我回头看去,就见夏笙背过身去,面孔却正对着我,两只耳朵被撕扯下来,血水正顺着脸颊往下流淌,流着血泪的双目直勾勾的凝视。
我能隐约看到,她的眼皮下,正有东西在生长!
眼球要长出来了!
我不能冒这个风险,我不能让她看到我的样子。
……
又过去了很久,我依旧想念夏笙。
尽管我当时尽力避开了她的脸,但时间过去太久,她的脸还是腐烂了,我无法再通过这张脸联想到她的样子。

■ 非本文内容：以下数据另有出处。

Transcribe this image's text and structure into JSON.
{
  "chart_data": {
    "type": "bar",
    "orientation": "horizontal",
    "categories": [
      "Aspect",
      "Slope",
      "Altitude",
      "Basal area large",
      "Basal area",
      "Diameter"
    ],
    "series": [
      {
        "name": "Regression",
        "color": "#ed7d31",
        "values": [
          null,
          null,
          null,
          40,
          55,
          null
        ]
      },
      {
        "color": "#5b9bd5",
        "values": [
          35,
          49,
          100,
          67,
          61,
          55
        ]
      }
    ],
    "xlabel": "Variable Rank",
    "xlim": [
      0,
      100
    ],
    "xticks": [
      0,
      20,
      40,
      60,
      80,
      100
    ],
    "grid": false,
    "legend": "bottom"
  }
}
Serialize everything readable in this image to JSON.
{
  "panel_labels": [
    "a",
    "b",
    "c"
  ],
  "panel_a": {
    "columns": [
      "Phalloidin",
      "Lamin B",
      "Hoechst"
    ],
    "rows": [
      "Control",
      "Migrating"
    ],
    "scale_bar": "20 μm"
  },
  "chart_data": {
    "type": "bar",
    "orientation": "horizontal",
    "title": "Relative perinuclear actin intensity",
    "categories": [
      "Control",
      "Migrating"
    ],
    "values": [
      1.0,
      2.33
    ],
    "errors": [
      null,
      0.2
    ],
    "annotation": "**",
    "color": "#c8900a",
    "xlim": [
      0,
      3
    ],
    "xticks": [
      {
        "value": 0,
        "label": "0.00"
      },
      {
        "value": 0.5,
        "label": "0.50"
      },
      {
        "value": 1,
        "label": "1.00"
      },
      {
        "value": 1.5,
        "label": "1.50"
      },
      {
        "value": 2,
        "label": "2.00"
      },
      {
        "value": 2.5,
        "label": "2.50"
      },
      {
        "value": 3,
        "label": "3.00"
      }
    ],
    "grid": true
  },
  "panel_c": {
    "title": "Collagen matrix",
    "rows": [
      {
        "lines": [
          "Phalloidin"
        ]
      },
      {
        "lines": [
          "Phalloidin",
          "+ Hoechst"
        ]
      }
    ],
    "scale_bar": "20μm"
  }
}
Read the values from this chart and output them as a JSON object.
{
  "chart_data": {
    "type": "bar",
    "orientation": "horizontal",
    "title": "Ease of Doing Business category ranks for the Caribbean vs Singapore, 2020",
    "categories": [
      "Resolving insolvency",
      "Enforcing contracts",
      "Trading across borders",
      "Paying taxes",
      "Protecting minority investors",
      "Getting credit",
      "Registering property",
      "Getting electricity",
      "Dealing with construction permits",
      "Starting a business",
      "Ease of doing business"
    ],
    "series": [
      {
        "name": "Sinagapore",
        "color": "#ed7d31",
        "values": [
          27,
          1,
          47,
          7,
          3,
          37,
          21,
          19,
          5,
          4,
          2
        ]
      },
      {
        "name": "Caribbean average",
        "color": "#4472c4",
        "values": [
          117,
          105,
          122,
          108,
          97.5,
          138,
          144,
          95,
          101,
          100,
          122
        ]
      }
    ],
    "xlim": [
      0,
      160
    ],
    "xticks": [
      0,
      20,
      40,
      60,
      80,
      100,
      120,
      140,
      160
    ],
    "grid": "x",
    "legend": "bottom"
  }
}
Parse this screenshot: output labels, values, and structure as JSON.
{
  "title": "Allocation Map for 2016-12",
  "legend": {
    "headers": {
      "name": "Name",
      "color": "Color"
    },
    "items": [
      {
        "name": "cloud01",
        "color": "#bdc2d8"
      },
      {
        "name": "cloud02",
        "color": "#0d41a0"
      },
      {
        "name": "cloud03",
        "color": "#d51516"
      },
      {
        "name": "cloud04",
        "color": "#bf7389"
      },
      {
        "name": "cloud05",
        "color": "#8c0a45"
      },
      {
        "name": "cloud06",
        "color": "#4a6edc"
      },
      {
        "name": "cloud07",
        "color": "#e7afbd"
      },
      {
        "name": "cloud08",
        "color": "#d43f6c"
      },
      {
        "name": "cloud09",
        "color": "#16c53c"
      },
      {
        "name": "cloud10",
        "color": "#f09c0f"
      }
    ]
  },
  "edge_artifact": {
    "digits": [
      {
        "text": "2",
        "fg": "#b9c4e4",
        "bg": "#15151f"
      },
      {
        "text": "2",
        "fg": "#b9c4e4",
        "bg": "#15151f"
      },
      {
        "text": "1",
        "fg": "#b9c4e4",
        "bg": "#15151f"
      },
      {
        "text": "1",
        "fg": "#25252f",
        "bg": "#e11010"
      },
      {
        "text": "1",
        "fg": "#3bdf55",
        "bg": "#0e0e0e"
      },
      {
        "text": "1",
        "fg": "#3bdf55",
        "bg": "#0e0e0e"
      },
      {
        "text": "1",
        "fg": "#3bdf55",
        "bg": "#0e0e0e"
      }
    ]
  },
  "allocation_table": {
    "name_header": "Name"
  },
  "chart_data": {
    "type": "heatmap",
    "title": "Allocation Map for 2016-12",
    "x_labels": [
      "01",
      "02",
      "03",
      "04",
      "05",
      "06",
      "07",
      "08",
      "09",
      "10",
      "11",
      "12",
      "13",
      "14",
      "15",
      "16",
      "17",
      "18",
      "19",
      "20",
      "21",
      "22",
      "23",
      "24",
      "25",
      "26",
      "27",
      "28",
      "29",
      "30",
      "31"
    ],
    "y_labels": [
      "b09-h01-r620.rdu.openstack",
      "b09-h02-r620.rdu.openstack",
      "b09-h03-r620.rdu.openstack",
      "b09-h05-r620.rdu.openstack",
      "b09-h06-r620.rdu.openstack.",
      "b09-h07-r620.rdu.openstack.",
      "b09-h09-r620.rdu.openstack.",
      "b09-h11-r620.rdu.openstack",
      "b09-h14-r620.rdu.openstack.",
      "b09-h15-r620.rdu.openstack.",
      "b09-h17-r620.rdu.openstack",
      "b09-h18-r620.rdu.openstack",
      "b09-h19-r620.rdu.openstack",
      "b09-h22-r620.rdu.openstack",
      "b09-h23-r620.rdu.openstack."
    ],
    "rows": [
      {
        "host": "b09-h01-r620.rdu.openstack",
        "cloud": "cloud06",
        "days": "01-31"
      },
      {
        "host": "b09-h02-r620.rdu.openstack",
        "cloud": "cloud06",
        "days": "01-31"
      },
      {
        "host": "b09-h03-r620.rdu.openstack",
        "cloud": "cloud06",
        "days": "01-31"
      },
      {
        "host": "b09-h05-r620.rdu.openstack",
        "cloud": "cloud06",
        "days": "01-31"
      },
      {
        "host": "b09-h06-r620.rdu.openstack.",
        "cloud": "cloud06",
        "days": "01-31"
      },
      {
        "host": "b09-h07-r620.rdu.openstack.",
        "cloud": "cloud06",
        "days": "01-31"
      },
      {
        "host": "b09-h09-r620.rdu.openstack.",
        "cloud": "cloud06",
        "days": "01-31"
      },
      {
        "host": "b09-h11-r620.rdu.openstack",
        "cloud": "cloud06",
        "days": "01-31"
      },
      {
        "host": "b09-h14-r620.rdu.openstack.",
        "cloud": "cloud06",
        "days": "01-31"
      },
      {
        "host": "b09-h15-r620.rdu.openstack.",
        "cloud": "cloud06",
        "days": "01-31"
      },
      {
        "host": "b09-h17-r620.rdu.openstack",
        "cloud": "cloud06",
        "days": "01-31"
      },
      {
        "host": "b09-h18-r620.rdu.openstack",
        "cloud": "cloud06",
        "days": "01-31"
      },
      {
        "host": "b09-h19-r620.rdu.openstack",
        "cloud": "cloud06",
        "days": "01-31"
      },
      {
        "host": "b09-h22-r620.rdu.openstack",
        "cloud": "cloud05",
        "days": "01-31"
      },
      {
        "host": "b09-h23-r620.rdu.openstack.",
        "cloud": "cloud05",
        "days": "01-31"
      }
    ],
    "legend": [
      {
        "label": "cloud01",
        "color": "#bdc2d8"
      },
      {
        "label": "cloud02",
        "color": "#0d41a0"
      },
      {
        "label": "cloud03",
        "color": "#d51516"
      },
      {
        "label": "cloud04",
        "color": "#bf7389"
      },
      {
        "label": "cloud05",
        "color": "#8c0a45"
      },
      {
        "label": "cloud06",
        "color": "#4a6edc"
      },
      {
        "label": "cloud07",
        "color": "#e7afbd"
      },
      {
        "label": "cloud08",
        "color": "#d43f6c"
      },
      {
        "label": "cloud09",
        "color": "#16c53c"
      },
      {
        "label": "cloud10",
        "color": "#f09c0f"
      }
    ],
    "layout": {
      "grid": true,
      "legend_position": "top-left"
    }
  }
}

外面的世界,已经过于陌生,再没有任何东西,能弥补我内心的空洞。
于是,我拿起了那台收音机。
说不定夏笙死前,将想对我说的话录了进去呢?
于是,我将收音机放到耳边,按下了播放键。
然后……
“我听到了一切!”
……
啪!
苍白的手掌,将记录合上。
就像何存道说过的那样,三花眷人在现实世界中位格很高,因此少量阅读福地世界的信息不用担心被污染。
但福利院中,这种信息是海量的,不可能每一本都查阅。
因此福利院的做法是,通过某种方式,将福地原住民带过来的信息记录下来,等到异常出现,再根据这些信息来找到解决方式。
从记录上看,那个世界的灾难,起源于那些神秘雕像。
亲眼见过雕像的人,全都被某种神秘的力量污染,自己毁掉自己的耳朵,变成了某种以人形为基础的邪祟。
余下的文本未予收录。